The Japanese just wanted a little of what your ancestors had so successfully stolen from others, and, to be able to protect themselves from any future instances of Commodore Perry marching his stinking bear-like backside around their sanctuaries. http://www.corvalliscommunitypages.com/asia_pacific/japan/expedition.htm
The Japanese warrior culture was ruthless. Part of the Japanese Army "final exam" for pre-WW2 "Officer Candidate School" was to swing your sword and successfully behead a (usually) Chinese person, with one stroke...
That's an out-and-out lie.
Nothing you have to say about the alleged ruthlessness of the Japanese can hold a candle to the American re-write of the ancient rules of war during WW-II. Prior to WW-II - war was waged by and between groups of professional or conscripted soldiers.

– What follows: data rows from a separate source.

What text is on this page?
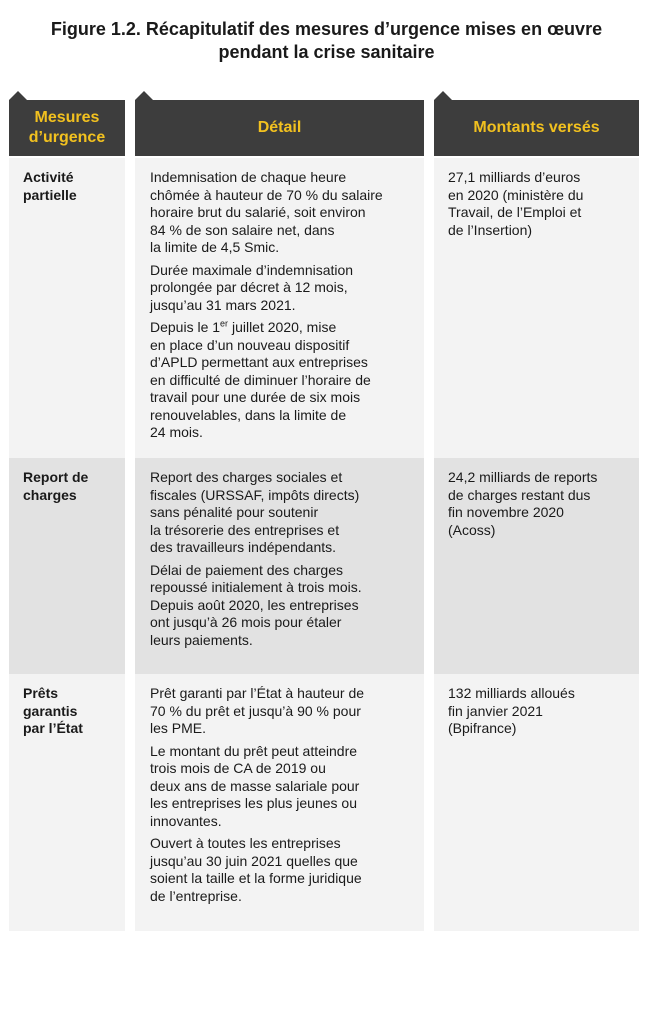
Figure 1.2. Récapitulatif des mesures d’urgence mises en œuvre
pendant la crise sanitaire
Mesures
d’urgence
Détail	Montants versés
Activité
partielle

Indemnisation de chaque heure
chômée à hauteur de 70 % du salaire
horaire brut du salarié, soit environ
84 % de son salaire net, dans
la limite de 4,5 Smic.

Durée maximale d’indemnisation
prolongée par décret à 12 mois,
jusqu’au 31 mars 2021.

Depuis le 1er juillet 2020, mise
en place d’un nouveau dispositif
d’APLD permettant aux entreprises
en difficulté de diminuer l’horaire de
travail pour une durée de six mois
renouvelables, dans la limite de
24 mois.

27,1 milliards d’euros
en 2020 (ministère du
Travail, de l’Emploi et
de l’Insertion)
Report de
charges

Report des charges sociales et
fiscales (URSSAF, impôts directs)
sans pénalité pour soutenir
la trésorerie des entreprises et
des travailleurs indépendants.

Délai de paiement des charges
repoussé initialement à trois mois.
Depuis août 2020, les entreprises
ont jusqu’à 26 mois pour étaler
leurs paiements.

24,2 milliards de reports
de charges restant dus
fin novembre 2020
(Acoss)
Prêts
garantis
par l’État

Prêt garanti par l’État à hauteur de
70 % du prêt et jusqu’à 90 % pour
les PME.

Le montant du prêt peut atteindre
trois mois de CA de 2019 ou
deux ans de masse salariale pour
les entreprises les plus jeunes ou
innovantes.

Ouvert à toutes les entreprises
jusqu’au 30 juin 2021 quelles que
soient la taille et la forme juridique
de l’entreprise.

132 milliards alloués
fin janvier 2021
(Bpifrance)
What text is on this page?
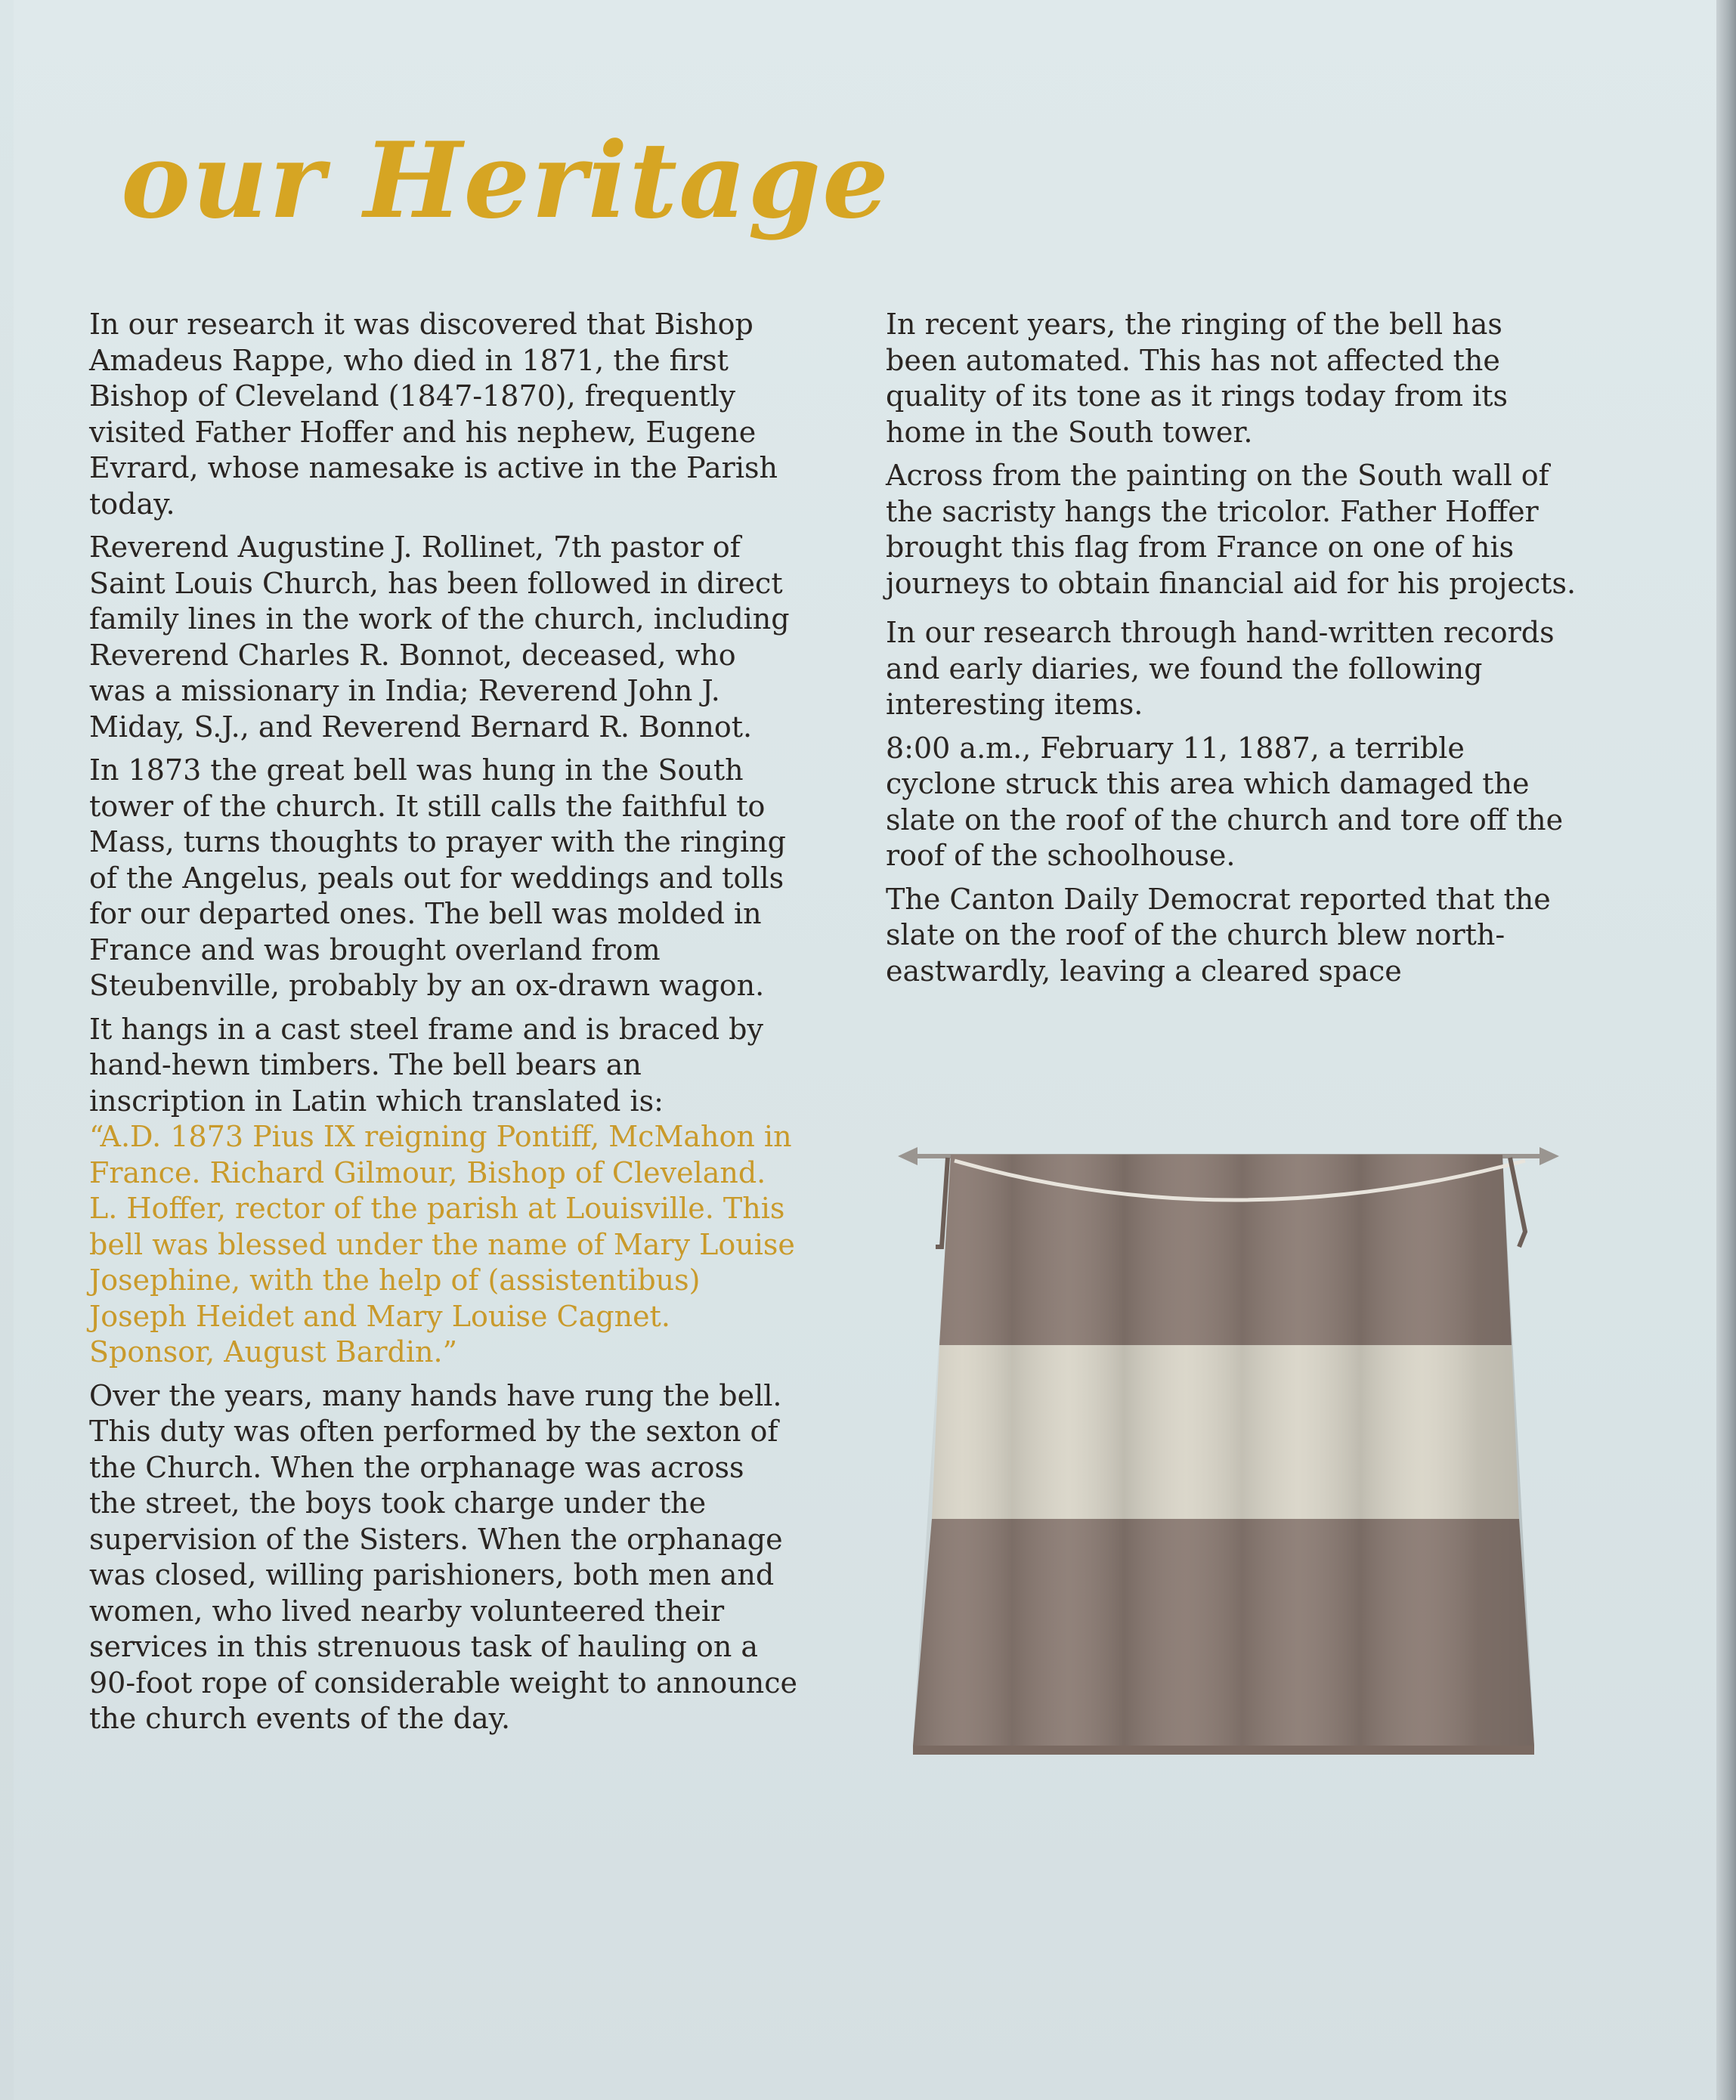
our Heritage

In our research it was discovered that Bishop Amadeus Rappe, who died in 1871, the first Bishop of Cleveland (1847-1870), frequently visited Father Hoffer and his nephew, Eugene Evrard, whose namesake is active in the Parish today.

Reverend Augustine J. Rollinet, 7th pastor of Saint Louis Church, has been followed in direct family lines in the work of the church, including Reverend Charles R. Bonnot, deceased, who was a missionary in India; Reverend John J. Miday, S.J., and Reverend Bernard R. Bonnot.

In 1873 the great bell was hung in the South tower of the church. It still calls the faithful to Mass, turns thoughts to prayer with the ringing of the Angelus, peals out for weddings and tolls for our departed ones. The bell was molded in France and was brought overland from Steubenville, probably by an ox-drawn wagon.

It hangs in a cast steel frame and is braced by hand-hewn timbers. The bell bears an inscription in Latin which translated is:

“A.D. 1873 Pius IX reigning Pontiff, McMahon in France. Richard Gilmour, Bishop of Cleveland. L. Hoffer, rector of the parish at Louisville. This bell was blessed under the name of Mary Louise Josephine, with the help of (assistentibus) Joseph Heidet and Mary Louise Cagnet. Sponsor, August Bardin.”

Over the years, many hands have rung the bell. This duty was often performed by the sexton of the Church. When the orphanage was across the street, the boys took charge under the supervision of the Sisters. When the orphanage was closed, willing parishioners, both men and women, who lived nearby volunteered their services in this strenuous task of hauling on a 90-foot rope of considerable weight to announce the church events of the day.

In recent years, the ringing of the bell has been automated. This has not affected the quality of its tone as it rings today from its home in the South tower.

Across from the painting on the South wall of the sacristy hangs the tricolor. Father Hoffer brought this flag from France on one of his journeys to obtain financial aid for his projects.

In our research through hand-written records and early diaries, we found the following interesting items.

8:00 a.m., February 11, 1887, a terrible cyclone struck this area which damaged the slate on the roof of the church and tore off the roof of the schoolhouse.

The Canton Daily Democrat reported that the slate on the roof of the church blew north-eastwardly, leaving a cleared space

America took its cue from the Nazis and made the aerial bombardment of civilians the primary play in its military book, culminating with the unnecessary, racist, and utterly ruthless totalitarian slaughter of Hiroshima and Nagasaki.
Your propaganda is entirely too thin and transparent to carry the day on this subject BD. And like I said upthread, if you're content to live in proximity to Mordor as part of the cost of offensive totalitarian slaughter, then I'm tickled pink to have you living in proximity to Mordor because that's a karmically righteous turn of the great Archimedean screw....,
Dood!! BD will see your "out-and-out lie" claim and raise you a ton of links to this stuff, even fotos of beheadings acts.
"New officers were indoctrinated to the expectations of war by beheading Chinese captives": http://www.ww2pacific.com/atrocity.html
Here's another foto: http://www.ww2incolor.com/japan/147337.html
Another foto with atrocity stories: http://www.vspa.com/k9/war_crimes.htm
More fotos: http://123nonstop.com/pictures/Beheading_Chinese_Prisoner
And "Flyboys" devotes a whole chapter to it...
To close the loop on your original post re: Hanford/Mordor, whatever residual radioactive waste problems remain, it was certainly worth defeat of this enemy.
Google "Japanese beheadings Chinese," over a million hits. BD just gave the tip of the Google Iceberg. Even out on the tenth page of hits, it's still solid stuff. Fotos of this sort were common back in the 40's, Life/Time/Newsweek mags, newspapers, back before the wimpy libs forced journalism to sanitize. We took the LA Examiner (sensational Hearst newspaper)...
Beheadings defendants were some of those prosecuted in the war crimes trials. The detailed nature of the Japanese "OCS" final exam is discussed extensively in "Flyboys."
"Where Safety Comes First"
Damn that reminds me of the NAZIs.
"Work means Freedom"
Words create the reality of the mind that is out of touch with reality.